# Wedding photography! Help!



## wickie44 (May 20, 2014)

Eeeeeeeekkk a friend of mine has asked if I'd shoot her wedding, it's going to be held in an 11th century church (which I'm yet to scope) I'm thinking of taking a couple of speed lights for the reception/evening portions but was maybe hoping to use some flash in the actual church. My question is as follows, can I use flash in a church or is this frowned upon? I know I could bump up the ISO and shoot at a wider aperture but at the risk of grainy pictures. What should I do? 

Thanks in advance for any advice tips given.


----------



## wickie44 (May 20, 2014)

I've just realised I've posted this in the wrong section........ Can't work out how to delete/move the post the appropriate place


----------



## JeremyD (May 21, 2014)

Hey!

I was just in your shoes a year ago, however I didn't have someones wedding to shoot.. I was just really wanting to shoot weddings but I didn't have a clue what to do!

Here is my friends website that teaches you a few things about wedding photography, it helped me out a lot!

Taylor Jackson - New School Wedding Photographer

Also, there are many youtube videos/series that teach wedding photography! Keep researching on youtube and you will be sure to gain a lot of knowledge. 

Some churches don't allow flashes, however if it does by all means feel free to use it! If there is enough ambient light to shoot with, adding a little kicker light off a wall or ceiling will make the photograph look alot more professional.

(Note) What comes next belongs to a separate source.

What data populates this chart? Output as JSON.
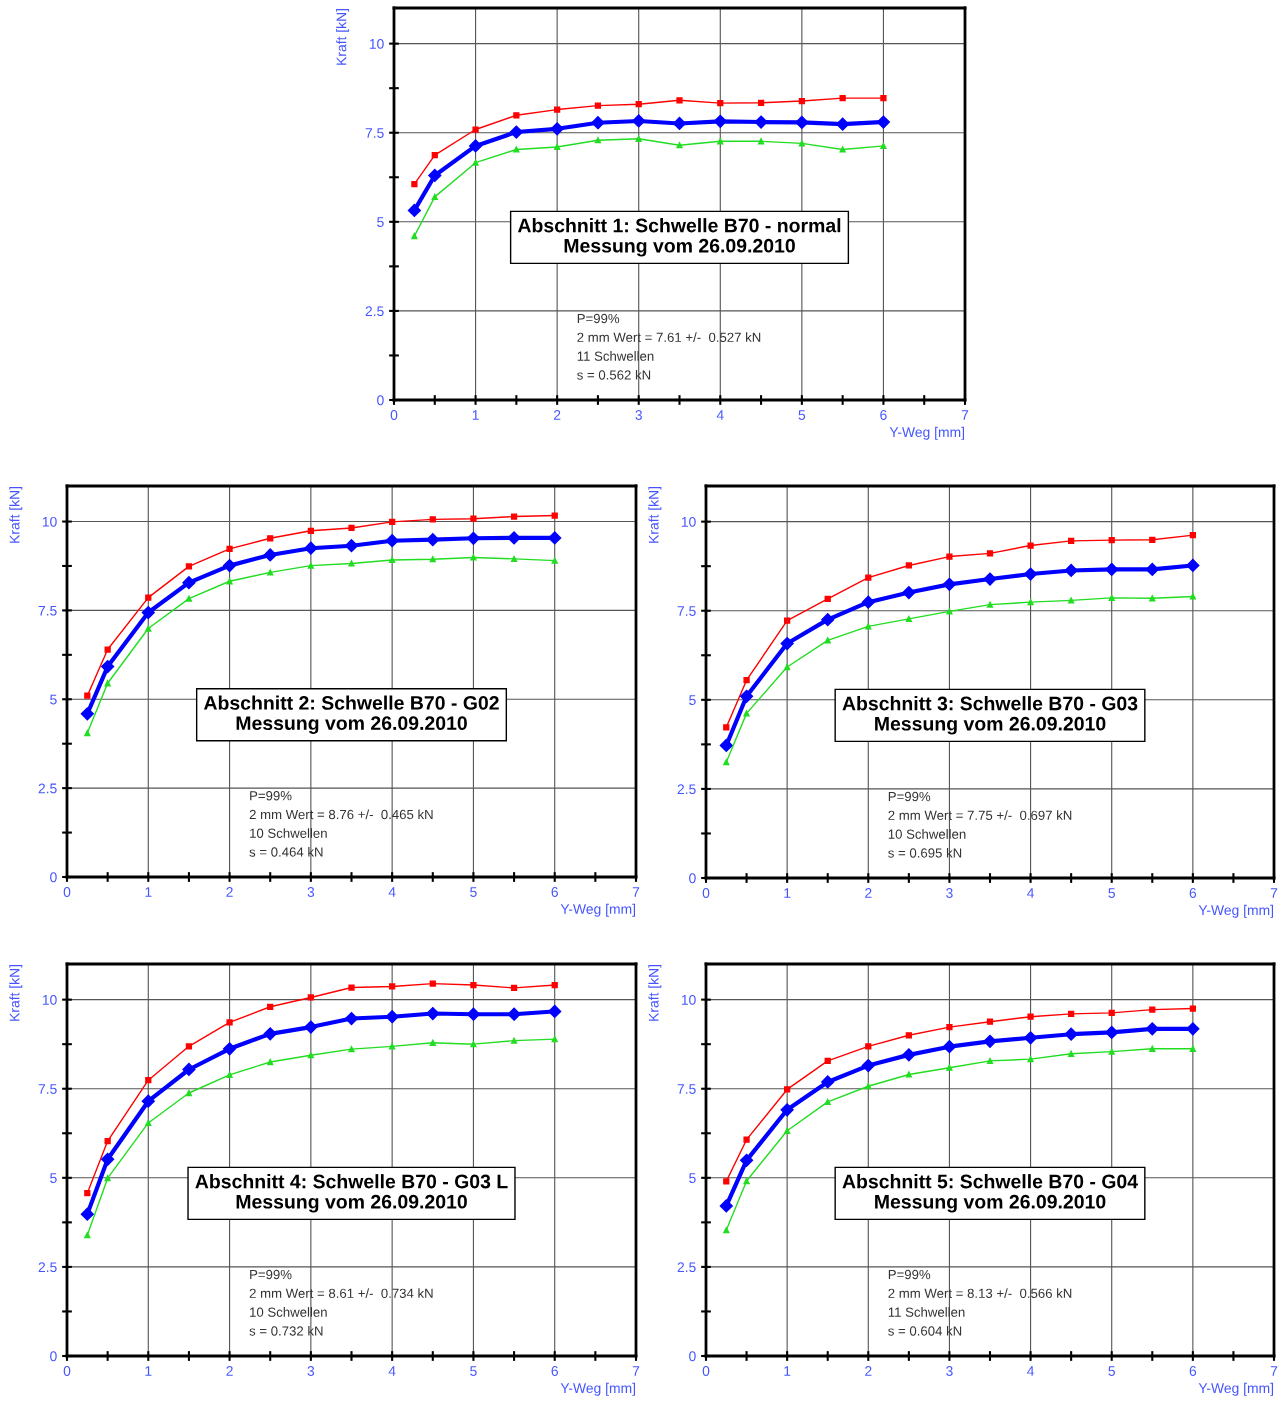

Research how to use kicker lights with weddings, it changed my life when I started using this method at weddings!

I could go on and on about weddings, if you have any questions feel free to contact me via my website and I would be happy to help; www.torontoweddingphotographs.ca


----------



## Big Mike (May 21, 2014)

> can I use flash in a church or is this frowned upon?


Completely depends on the rules of the church and/or the person officiating the ceremony.

I like to talk to them before hand, even if it's just a few minutes before the ceremony, just to introduce myself and ask about their rules.  

Some will tell you 'no flash'....likely because they've had a bad photographer flashing them in the face (or generally being annoying).  Sometimes you can sweet talk them and tell them that you won't be a distraction and that using flash will make for better photos.  

Sometimes they have all sorts of rules.  Pretty standard is that you are not allowed in the 'sacred' area behind the altar.  Sometimes they don't want you moving around, sometimes they don't want you shooting during any prayers or even while they are speaking.  Some don't allow photos at all.  

So as a wedding photographer, it's up to you to find out the rules and try to follow them as best you can.  I always ask the B&G to talk to the officiant during one of their pre-wedding meetings.  I do still try to meet them myself but that doesn't always work out.  One problem, that I've encountered before, is that even thought he B&G talk to their officiant and replay to me that everything is OK....you may show up on the wedding day to find that a different person is officiating the wedding and they have completely different rules.

So really, as a wedding photographer, you have to be prepared to shoot any wedding ceremony with or without flash.


----------



## Austin Greene (May 21, 2014)

wickie44 said:


> Eeeeeeeekkk a friend of mine has asked if I'd shoot her wedding, it's going to be held in an 11th century church (which I'm yet to scope) I'm thinking of taking a couple of speed lights for the reception/evening portions but was maybe hoping to use some flash in the actual church. My question is as follows, can I use flash in a church or is this frowned upon? I know I could bump up the ISO and shoot at a wider aperture but at the risk of grainy pictures. What should I do?
> 
> Thanks in advance for any advice tips given.



I can't give you any advice on the actual shooting of the wedding itself, I have zero experience in that department. 

What I can say, however, is that I've seen more horror stories than I can count from folks shooting the weddings of friends and family. Of course it's a personal decision, but it's one that many people seem to avoid. 

In any case, can't wait to see the photos!


----------



## tirediron (May 21, 2014)

Mike nailed it!  90% wedding work is about the preparation.  Visit the venue(s) ahead of time, meet the officiants if possible, or at the very least talk to the Deacon/Rector about the rules, but also ask them for any suggestions.  They're in that church every day, they've probably seen dozens, if not hundreds of weddings, and can often give you some good advice on where to stand, how the light generally falls, etc.  Plan your shoot; know where you're going to be for each set of shots and how you're going to get from 'here' to 'there'.  Plan the best spots to capture the processional and recessional, where to be for the registry, etc.  You might be allowed to use flash, but I would work on the assumption that you won't be, and if you are, well, that's a bonus.

Good luck!


----------



## wickie44 (May 21, 2014)

Thanks for all the great tips/advice/comments I'm going to do plenty of research I've got loads of time as the wedding isn't until next year  but sounds like I'm going to have it have a chat with the rev hope my feet don't start burning when i walk in the church lol


----------



## Light Guru (May 21, 2014)

Austin Greene said:


> What I can say, however, is that I've seen more horror stories than I can count from folks shooting the weddings of friends and family. Of course it's a personal decision, but it's one that many people seem to avoid.



Yup if you screw up be prepared to not have this person as a friend anymore.


----------